In this regard, some investment banks believe that the issue of new shares, whether under raised or over raised, is actually a normal phenomenon, and the successful issuance itself is not an inevitable event. In a rational market, it is inevitable that some projects will be issued successfully and some projects will fail. At present, the IPO market has begun to appear obvious differentiation, and the over financing and insufficient fund-raising of new shares coexist, and the new issuance frequently occurs, and the return rate of new shares is also declining. Under the multi-party game, "dissatisfaction" is expected to appear in batches.
"In the future, when one or two failed companies appear, investment banks will take the initiative to shield some small-scale and poor investment enterprises from listing, which is not necessarily a bad thing for the market." The investment bank said.
? ? ? In terms of mechanism optimization, some industry insiders suggest that we can improve the inquiry mechanism by introducing third-party institutions to participate in the quotation and modifying the corresponding inquiry terms.
The relevant person in charge of the investment banking business of small and medium-sized securities companies has said frankly that it has been nearly two years since the registration system was fully implemented. However, the sponsor of securities companies still lacks scientific and systematic means when making investment report for new shares, "most of them are still referring to the average p / E ratio of listed companies of the same type.".
? ? “ It is suggested that third-party institutions should be cultivated to issue new share investment reports, which can be used to support each other with the sponsor. In addition, combined with the recent performance of small and medium-sized stocks, companies with only 10 million or 20 million new shares under the registration system can set prices directly. As for whether they will fail to issue shares or whether investors in the secondary market will buy or not, it will be left to the market to judge. " The person in charge said.

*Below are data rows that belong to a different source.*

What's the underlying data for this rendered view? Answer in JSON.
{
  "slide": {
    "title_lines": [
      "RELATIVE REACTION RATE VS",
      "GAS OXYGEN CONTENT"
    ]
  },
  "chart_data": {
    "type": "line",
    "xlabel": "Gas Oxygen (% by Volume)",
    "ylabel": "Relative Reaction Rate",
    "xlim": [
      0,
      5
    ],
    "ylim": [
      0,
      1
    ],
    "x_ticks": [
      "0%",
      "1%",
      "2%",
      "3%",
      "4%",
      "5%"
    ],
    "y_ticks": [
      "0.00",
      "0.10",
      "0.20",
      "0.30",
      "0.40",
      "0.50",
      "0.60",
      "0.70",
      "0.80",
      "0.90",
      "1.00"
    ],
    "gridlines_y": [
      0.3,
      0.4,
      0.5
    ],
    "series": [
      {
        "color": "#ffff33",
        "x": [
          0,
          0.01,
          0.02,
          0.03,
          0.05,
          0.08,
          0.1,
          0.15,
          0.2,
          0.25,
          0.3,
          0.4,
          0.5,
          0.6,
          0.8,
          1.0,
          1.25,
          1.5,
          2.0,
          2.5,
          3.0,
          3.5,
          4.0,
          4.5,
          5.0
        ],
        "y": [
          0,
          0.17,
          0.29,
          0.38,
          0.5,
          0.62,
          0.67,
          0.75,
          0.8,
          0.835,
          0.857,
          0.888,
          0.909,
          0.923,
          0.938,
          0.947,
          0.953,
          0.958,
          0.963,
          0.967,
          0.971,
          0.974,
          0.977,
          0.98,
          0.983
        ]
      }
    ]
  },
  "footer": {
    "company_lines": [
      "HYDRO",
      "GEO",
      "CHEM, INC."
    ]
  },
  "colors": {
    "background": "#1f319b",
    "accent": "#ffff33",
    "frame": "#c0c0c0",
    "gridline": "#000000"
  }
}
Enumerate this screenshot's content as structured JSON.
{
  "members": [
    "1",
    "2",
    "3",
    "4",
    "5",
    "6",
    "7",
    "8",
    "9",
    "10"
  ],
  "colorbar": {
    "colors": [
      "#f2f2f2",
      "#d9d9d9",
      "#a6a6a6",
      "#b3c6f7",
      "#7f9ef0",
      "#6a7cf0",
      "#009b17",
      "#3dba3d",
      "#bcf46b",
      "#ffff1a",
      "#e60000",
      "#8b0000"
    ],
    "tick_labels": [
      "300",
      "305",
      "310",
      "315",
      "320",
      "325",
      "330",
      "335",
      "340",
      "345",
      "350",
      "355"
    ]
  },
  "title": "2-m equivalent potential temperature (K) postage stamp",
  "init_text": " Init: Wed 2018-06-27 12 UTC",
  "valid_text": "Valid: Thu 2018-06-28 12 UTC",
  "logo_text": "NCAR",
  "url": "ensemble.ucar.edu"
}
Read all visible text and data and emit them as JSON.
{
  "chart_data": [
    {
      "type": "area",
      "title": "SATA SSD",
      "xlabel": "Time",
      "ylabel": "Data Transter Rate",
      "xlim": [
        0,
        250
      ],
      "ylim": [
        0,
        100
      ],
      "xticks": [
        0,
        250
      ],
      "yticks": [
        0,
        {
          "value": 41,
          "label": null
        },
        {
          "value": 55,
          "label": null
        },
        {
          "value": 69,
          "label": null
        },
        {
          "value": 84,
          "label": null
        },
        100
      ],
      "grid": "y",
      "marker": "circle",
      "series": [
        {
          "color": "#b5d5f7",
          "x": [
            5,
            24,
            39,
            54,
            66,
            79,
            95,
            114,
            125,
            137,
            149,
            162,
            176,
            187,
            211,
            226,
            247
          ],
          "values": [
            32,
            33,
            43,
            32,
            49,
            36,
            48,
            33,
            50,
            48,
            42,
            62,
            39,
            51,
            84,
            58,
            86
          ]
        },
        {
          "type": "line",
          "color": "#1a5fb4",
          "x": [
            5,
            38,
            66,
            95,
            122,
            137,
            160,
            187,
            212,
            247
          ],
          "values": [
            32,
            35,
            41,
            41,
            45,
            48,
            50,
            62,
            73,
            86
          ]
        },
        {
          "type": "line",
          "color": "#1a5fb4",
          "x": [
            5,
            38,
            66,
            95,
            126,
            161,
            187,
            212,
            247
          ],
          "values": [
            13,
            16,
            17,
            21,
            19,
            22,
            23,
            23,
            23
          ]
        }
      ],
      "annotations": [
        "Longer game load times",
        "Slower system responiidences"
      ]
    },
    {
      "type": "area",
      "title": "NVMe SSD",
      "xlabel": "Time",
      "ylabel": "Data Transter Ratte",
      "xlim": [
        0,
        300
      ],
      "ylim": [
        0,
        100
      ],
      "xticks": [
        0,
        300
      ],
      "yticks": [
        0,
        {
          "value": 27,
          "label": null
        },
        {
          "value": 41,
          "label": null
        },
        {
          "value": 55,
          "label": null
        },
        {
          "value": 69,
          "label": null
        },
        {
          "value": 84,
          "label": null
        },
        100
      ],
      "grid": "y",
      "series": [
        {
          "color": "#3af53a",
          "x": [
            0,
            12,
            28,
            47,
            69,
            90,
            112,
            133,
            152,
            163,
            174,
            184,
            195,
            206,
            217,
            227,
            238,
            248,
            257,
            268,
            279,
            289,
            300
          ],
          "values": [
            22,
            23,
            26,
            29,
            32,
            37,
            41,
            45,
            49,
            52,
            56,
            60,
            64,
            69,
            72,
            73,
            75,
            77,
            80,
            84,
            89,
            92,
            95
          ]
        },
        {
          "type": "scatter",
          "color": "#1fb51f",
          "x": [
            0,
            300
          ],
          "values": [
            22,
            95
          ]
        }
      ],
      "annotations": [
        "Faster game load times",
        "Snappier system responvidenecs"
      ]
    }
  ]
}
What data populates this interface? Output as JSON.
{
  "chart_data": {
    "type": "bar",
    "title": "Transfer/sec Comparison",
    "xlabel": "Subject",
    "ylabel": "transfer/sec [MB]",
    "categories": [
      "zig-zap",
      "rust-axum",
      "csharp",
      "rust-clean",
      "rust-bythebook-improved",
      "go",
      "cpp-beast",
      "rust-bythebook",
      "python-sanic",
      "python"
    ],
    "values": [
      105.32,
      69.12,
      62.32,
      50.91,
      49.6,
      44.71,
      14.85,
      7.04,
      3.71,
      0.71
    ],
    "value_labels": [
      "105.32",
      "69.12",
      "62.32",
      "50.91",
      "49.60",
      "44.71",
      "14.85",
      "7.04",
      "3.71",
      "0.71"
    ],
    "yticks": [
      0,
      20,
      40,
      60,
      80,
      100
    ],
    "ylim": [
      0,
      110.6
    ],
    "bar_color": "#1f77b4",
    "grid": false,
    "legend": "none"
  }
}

Prior to this, Wang Jiyue, a senior investment banker, suggested that "10% of the highest bidding amount in the total amount of subscription to be applied" in the rules should be revised to "remove all applications corresponding to prices higher than or lower than 50% of the median of all quotations or weighted average", Or "eliminate all the subscription applications corresponding to the quotations other than the standard deviation of the lower value of the median of all quotations and the weighted average", so as to guide the market from crossing out to eliminating extreme quotations.